The task force pushed the search for a solution back on the law firms: “Firms should work to develop tools that will assist their attorneys in prioritizing and organizing the ever-increasing flood of emails.”
Enterprise search
The file cabinet full of color-coded paper folders is a thing of the past at most law firms. Important documents are filed on hard drives and servers.
Retrieving information or finding a particular file is a daunting task, unless all the information is properly organized.
Enterprise search tools allow workers at the firm to search for and locate documents in any of the firm’s systems, including document management, email or financial systems.
Both Nelson and Simek said they were surprised at the level of attention the NYSBA report gave to this topic, noting that the authors really seemed to be hitting on overall document management.
Other topics
Nelson said that the NYSBA report did not go into e-discovery in any detail.

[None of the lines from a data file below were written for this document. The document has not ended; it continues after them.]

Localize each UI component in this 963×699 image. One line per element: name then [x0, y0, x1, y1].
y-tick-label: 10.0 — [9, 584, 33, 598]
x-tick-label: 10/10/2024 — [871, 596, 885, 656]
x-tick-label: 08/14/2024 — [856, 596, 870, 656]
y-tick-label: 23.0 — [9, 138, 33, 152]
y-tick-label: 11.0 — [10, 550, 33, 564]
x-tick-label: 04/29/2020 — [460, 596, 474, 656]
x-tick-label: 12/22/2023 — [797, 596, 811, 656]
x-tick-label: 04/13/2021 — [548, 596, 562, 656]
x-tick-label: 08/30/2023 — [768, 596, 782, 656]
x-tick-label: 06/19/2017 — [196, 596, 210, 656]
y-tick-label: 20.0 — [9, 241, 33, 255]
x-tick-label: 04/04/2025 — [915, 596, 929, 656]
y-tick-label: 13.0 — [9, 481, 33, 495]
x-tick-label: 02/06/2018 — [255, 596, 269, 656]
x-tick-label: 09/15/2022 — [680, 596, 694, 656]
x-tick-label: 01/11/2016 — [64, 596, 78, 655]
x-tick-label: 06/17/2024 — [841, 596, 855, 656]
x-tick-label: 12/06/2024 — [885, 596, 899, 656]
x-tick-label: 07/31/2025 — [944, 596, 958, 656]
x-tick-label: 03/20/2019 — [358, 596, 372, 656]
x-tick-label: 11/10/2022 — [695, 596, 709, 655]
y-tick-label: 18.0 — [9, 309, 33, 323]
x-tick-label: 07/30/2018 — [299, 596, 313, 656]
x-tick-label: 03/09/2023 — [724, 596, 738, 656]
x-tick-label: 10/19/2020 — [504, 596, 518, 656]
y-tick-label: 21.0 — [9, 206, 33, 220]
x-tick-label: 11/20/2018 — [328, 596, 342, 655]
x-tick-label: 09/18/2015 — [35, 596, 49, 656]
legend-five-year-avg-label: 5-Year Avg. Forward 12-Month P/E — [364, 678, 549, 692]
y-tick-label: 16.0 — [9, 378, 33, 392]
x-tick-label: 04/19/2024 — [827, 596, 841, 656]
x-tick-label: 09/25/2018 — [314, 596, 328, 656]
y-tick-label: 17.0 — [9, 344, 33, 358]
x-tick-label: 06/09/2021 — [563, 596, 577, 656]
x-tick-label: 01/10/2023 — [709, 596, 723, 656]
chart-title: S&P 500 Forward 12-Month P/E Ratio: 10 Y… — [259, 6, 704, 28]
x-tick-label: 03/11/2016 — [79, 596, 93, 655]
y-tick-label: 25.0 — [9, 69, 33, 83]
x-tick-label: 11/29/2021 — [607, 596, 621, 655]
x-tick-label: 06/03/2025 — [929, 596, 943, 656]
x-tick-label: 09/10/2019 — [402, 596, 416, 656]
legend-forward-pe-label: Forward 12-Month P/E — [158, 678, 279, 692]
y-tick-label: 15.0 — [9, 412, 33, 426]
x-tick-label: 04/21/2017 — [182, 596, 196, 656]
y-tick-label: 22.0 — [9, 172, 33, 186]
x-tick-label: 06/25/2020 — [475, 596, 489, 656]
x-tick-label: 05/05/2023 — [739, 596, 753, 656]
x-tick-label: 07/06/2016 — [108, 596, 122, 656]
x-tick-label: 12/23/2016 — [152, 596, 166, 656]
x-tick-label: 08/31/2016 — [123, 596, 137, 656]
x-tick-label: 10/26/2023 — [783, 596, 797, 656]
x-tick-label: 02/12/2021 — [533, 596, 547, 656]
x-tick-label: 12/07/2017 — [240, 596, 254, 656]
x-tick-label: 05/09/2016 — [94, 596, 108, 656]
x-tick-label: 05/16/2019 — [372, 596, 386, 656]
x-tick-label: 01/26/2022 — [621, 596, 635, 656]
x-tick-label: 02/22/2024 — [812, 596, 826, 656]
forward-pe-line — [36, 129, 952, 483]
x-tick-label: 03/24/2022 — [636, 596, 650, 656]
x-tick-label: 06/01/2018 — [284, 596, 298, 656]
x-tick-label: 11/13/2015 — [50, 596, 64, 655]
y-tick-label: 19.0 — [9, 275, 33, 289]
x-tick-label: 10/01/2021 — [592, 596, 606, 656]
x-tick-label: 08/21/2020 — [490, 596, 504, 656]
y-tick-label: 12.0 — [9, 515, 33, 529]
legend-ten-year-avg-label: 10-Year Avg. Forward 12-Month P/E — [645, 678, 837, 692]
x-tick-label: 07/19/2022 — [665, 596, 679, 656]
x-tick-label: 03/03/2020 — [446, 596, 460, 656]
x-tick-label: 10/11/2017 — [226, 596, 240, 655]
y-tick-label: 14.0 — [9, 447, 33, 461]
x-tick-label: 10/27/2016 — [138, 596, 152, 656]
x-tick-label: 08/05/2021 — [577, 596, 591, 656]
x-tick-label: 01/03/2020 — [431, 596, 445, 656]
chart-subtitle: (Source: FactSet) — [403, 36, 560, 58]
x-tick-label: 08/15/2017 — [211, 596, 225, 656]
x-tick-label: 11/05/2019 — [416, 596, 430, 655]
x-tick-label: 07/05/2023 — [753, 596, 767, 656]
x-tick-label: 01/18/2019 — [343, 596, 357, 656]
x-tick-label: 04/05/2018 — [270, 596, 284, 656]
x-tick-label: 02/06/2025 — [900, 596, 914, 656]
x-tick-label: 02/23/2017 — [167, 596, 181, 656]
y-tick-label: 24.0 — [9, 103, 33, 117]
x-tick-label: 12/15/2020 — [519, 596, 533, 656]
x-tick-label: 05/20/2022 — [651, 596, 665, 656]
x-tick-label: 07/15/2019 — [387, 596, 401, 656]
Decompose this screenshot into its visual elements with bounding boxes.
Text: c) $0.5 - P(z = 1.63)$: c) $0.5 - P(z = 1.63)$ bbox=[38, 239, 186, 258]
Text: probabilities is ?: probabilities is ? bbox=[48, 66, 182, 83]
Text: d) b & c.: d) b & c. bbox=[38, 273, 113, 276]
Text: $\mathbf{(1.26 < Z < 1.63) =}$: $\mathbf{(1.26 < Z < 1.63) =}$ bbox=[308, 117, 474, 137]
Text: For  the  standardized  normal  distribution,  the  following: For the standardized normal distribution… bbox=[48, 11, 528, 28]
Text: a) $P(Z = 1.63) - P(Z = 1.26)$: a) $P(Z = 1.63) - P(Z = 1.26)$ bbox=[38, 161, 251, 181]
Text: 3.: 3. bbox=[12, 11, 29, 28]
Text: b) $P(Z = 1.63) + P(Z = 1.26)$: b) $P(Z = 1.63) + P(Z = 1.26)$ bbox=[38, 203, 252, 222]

She said that in her experience, courts are forcing lawyers to become more savvy about technology.
“Predictive coding” will become important – this is a method for categorizing e-documents for later easy retrieval and review, she said.
Also, “proportionality” has become a “big buzzword” in e-discovery practice, Nelson said. The proportionality doctrine applies a cost-benefit analysis to an e-discovery request, weighing the amount of information sought with the burden of producing it.
Simek identified another important issue not addressed by the report: Law firm standards on the use of personally owned devices.
Lawyers or staffers may own personal cell phones or tablets and want to tap into firm e-mail for their own convenience, raising a host of potential security problems, he said.
This question “will hit firms head on” very shortly, Simek said.